そのままお昼まで、ヴィル様は私の側に来ることがなかったので、私が機嫌を損ねるようなことをしてしまったのかと思いました。ですが、お昼のときヴィル様は普通に声をかけてきました。
「リーナ、お昼ですので、食堂へ参りましょう」
「あ、はい。...あの、ヴィル様?.....私何かしてしまったでしょうか?」
「?..何がですか?」
「いえ、さっき何時もと様子が違ったので...」
「私は何かされた記憶がございませんので、なんともないですよ?」
「そうですか?それなら良かったです」
なにもしていないということが分かり、ホッとしましたが、やはり先程のヴィル様の様子は気になりました。ですが、ここで聞いても何ともならないだろうとそのまま食堂へ行きました。

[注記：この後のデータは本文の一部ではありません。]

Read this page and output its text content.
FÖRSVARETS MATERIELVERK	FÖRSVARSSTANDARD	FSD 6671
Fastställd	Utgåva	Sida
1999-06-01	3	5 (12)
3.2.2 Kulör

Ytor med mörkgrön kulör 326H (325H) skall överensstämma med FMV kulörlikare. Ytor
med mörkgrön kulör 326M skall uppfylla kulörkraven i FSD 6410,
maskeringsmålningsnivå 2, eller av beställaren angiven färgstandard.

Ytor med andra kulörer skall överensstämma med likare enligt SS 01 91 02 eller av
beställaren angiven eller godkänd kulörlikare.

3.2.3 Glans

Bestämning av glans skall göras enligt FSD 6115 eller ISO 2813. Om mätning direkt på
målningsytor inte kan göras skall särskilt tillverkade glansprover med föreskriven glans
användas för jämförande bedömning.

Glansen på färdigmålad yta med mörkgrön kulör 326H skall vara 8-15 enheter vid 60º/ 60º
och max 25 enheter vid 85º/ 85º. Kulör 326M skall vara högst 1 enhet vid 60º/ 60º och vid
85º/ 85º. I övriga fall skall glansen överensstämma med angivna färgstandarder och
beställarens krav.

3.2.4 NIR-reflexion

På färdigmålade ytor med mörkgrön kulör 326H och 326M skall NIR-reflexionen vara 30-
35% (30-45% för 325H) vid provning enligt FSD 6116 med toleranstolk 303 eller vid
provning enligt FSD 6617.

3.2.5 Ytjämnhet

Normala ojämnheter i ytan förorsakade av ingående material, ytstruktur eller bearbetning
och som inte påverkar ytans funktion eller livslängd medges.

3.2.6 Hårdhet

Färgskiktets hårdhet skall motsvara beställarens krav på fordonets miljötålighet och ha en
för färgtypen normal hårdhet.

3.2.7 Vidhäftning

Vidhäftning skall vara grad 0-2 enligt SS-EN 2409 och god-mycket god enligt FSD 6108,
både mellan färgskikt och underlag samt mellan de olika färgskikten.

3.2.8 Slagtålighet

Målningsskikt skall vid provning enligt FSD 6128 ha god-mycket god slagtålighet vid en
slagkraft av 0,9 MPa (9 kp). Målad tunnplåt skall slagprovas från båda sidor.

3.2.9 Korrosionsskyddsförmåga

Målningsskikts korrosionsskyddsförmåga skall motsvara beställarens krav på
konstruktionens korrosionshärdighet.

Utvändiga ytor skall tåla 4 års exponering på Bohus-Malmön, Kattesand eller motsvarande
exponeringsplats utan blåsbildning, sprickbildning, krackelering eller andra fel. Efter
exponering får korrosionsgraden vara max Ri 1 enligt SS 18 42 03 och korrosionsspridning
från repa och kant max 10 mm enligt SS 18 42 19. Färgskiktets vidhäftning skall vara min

そのまま二人でお昼を食べ、教室に戻り午後の魔法の講義になりました。魔法の先生はヒューズ先生と言う方が教えて下さいます。
「では、今回は魔法の種類と特徴についてお話しします。魔法には攻撃、防御、治療、精神干渉、自然と言った五種類の魔法があります。攻撃、防御の魔法は魔力を持っている人なら使える基本魔法に当たります。治療、精神干渉、自然の魔法は魔力を持っていても使えない人がほとんどの特殊魔法に当たります。今回は特殊魔法について詳しく説明します」
そこから、特殊魔法について授業が終わるまで、先生は話されました。簡単に話すと、特殊魔法は使える人が限られている、治療魔法と自然魔法はかけたいものの近くで手をかざさないと使えない、その中で精神干渉の魔法はかけたい人に触れないと魔法はかからない、治療魔法を自分にかける場合は手をかざす必要はない、とのことでした。
それから、授業が終わり私たちは生徒会室に向かいました。